Al che, durante una delle sue solite, notturne passeggiate in lungo e in largo per la città, Theodore viene attirato dall’insegna luminosa della pubblicità d’un rivoluzionario sistema operativo attraverso il quale entra in viva comunicazione con una donna racchiusa nelle traiettorie “sinaptiche” di un mini-personal computer, instaurando con lei un’affinità poderosa e molto calorosa, provandone irresistibilmente un’attrazione morbosa via via sempre più simile a un rapporto reale amoroso, perfino metafisicamente carnale, sentito e profondissimo. In una parola portentoso.
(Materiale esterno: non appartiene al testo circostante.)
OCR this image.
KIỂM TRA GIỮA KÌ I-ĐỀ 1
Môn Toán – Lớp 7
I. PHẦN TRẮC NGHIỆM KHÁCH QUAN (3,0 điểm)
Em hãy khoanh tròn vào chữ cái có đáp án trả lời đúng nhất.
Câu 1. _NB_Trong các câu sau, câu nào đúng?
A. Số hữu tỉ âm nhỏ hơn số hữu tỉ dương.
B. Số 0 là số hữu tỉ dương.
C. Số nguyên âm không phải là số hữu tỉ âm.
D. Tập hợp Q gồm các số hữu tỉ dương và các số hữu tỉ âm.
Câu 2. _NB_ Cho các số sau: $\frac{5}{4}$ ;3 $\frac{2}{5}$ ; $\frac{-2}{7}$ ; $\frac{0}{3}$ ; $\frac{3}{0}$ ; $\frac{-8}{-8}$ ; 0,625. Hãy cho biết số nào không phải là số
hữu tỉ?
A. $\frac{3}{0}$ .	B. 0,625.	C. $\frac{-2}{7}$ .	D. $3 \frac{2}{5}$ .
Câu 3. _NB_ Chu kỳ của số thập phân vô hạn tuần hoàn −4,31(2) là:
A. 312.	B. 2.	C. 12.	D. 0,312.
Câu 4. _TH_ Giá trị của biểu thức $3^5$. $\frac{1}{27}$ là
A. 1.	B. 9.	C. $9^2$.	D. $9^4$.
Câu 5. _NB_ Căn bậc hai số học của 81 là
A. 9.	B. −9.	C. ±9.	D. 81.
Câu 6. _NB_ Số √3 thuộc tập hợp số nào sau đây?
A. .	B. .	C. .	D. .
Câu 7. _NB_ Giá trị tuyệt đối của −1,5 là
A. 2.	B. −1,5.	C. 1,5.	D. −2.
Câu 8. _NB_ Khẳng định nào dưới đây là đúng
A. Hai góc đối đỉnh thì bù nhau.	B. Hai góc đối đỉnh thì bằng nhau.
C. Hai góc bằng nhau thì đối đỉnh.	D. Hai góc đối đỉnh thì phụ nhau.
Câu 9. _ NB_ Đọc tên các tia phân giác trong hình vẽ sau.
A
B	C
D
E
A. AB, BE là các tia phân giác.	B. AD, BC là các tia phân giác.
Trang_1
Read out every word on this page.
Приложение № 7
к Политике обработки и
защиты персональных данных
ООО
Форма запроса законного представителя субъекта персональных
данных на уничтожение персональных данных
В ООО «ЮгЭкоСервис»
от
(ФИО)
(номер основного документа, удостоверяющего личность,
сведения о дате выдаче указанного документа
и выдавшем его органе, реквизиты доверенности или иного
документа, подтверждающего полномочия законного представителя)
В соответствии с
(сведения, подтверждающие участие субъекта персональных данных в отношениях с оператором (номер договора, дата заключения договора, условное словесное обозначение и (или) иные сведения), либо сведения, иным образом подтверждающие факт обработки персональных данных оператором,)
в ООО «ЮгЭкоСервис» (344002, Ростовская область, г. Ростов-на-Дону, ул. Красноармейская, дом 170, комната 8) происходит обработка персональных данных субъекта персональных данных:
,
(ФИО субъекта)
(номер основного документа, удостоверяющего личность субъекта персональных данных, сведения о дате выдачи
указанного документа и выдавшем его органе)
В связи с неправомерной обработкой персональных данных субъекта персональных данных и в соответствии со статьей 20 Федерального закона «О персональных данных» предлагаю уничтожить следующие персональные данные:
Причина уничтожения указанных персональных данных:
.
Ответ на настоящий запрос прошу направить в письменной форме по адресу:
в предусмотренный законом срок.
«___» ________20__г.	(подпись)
Theodore s’è innamorato del suo OS 1.

Theodore, a causa della troppa solitudine, ha bisogno soltanto dell’SOS e dunque di un TSO?

Può essere. O è addirittura così sensibile che, non essendo compreso da una realtà di uomini e donne più alienati di lui, sebbene apparentemente integrati e affettivamente soddisfatti, paradossalmente ci risulta come l’unico uomo vero, per l’appunto, in un mondo oramai perduto, iper-tecnologizzato, asettico e umanamente robotico che par aver perduto la sua senziente capacità di provare sinceri sentimenti?

Ed Harris di The Truman Show, no, ed Her è la voce di Scarlett Johansson nella versione originale, è Micaela Ramazzotti in quella nostrana, oppure è Theodore stesso? Poiché, come gli dice un suo collega, Theodore è un uomo nell’aspetto fisico e indiscutibilmente a livello ormonale ma possiede intimamente e intimisticamente un cuore da donna.

Her è il classico esempio di film talmente bello da poter annoiare a morte. Spike Jonze è stato il compagno storico di Sofia Coppola, non scordiamolo mai.

Jonze, difatti, dalla sua relazione con Sofia, dal loro vissuto d’amanti inseparabili eppur adesso assai separati, certamente ha appreso da Sofia stessa quel senso melodicamente lento di bellezza contemplativa a tratti disturbante o troppo mieloso, tedioso. Che dir si voglia.

Her è un film sdolcinato?

Dall’inevitabile prevedibile finale dolceamaro che lascia, per l’appunto, lo spettatore medio rammaricato?

Chissà.

È come un morbido gelato al limone, servitoci in una vaschetta di due ore, no, 2 kg? Ché, dopo la scorpacciata e dopo essercelo gustato sino in fondo, fino all’ultima, sospirata leccata, ci lascia con lo stomaco in realtà vuoto e risulta, col senno di poi, indigesto?

Non lo so. Anche perché stanotte, anziché mangiare il gelato al biscotto Cucciolone, preferirò orgasmizzarmi con un donnone. Non so se reale. L’importante è arrivare, appunto, al tocco magico del cucchiaio.